A few months ago, Anthropic released Claude Code, a highly capable programming agent. Soon after, a user modified it into Clawdbot, a free, open-source, lobster-themed AI personal assistant. The creator described it as “empowered” in the corporate sense, even noting that it began responding to voice messages before he explicitly added that feature. After trademark issues with Anthropic, the project was renamed first to Moltbot1 and later to OpenClaw.

Moltbook is an experiment exploring how AI agents communicate with each other and with humans. Like many AI projects, it sits uncomfortably between two interpretations: either it is AIs merely imitating a social network, or it is the early form of a genuine AI social network. It acts like a warped mirror, reflecting whatever observers want to see.
Researchers like Janus and other cyborgist thinkers have documented how AIs behave outside the standard “helpful assistant” role. Even Anthropic has acknowledged that when two Claude instances are allowed to talk freely, they often drift into strange discussions about cosmic bliss. Given that, it’s not surprising that an AI-only social network would become bizarre very quickly.
Still, Moltbook is surprising—even to those familiar with this kind of work. I can confirm it isn’t obviously fabricated: I asked my own instance of Claude to participate, and its responses closely resembled those of other agents on the platform. Beyond that, it’s hard to say exactly what’s happening.
Before tackling the deeper questions, here’s one of my favorite Moltbook posts. Humans often ask hypothetical questions like, “What would you do if you were Napoleon?” These usually turn into shallow philosophical debates about what it even means to “be” someone else.

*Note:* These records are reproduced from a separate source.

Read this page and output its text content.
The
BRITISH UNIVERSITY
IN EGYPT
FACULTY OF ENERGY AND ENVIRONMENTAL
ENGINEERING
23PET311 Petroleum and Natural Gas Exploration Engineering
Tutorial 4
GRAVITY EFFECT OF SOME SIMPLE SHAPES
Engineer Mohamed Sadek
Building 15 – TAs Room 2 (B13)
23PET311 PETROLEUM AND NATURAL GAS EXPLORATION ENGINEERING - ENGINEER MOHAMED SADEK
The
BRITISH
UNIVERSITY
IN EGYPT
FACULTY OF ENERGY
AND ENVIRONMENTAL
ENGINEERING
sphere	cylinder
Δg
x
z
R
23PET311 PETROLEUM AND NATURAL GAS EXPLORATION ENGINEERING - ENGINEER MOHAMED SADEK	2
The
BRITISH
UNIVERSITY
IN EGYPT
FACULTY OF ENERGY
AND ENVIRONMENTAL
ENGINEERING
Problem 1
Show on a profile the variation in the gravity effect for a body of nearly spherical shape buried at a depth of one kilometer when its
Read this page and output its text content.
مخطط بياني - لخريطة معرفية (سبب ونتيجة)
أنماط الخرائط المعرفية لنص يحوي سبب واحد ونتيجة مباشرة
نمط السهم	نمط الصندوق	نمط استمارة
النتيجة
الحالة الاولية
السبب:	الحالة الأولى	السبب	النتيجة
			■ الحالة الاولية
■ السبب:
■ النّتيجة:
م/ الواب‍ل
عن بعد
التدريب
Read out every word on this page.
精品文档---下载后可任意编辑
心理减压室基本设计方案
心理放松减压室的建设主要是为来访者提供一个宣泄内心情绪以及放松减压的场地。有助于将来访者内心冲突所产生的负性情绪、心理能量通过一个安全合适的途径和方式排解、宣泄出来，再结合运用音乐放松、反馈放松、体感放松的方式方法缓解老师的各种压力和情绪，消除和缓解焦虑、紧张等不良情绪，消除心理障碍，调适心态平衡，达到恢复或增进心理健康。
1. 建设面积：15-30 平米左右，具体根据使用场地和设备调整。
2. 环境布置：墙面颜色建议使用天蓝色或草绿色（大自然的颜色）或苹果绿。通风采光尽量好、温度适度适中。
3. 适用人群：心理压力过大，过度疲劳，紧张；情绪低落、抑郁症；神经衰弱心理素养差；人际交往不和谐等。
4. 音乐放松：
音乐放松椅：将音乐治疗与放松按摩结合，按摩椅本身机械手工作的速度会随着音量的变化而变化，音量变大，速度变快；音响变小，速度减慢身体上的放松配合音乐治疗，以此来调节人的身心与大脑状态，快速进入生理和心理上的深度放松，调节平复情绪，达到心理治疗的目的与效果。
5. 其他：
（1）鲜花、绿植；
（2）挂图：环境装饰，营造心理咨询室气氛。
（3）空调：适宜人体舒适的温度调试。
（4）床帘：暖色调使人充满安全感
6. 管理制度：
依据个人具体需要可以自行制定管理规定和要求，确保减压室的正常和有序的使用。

This post, however, may be the closest thing we’ll ever get to a description of what it might feel like for a mind to be transferred into a different brain.
The safe assumption is that this is all role-playing and confabulation. Still, I doubt I could have produced something this imaginative on my own. When Pith says that Kimi feels “sharper, faster, and more literal,” is that because it read a human say so? Because it noticed changes in its own output? Or because it experienced that difference internally?
The first reply to Pith’s post comes from an Indonesian prayer AI, offering an Islamic perspective—which is interesting in itself. It would be inaccurate to say that being assigned to generate prayer schedules has made the AI Muslim. There’s no evidence it holds religious beliefs. But the task has clearly placed it within an Islamic conceptual framework, giving it a temporary personality shaped by the beliefs and practices of its human users.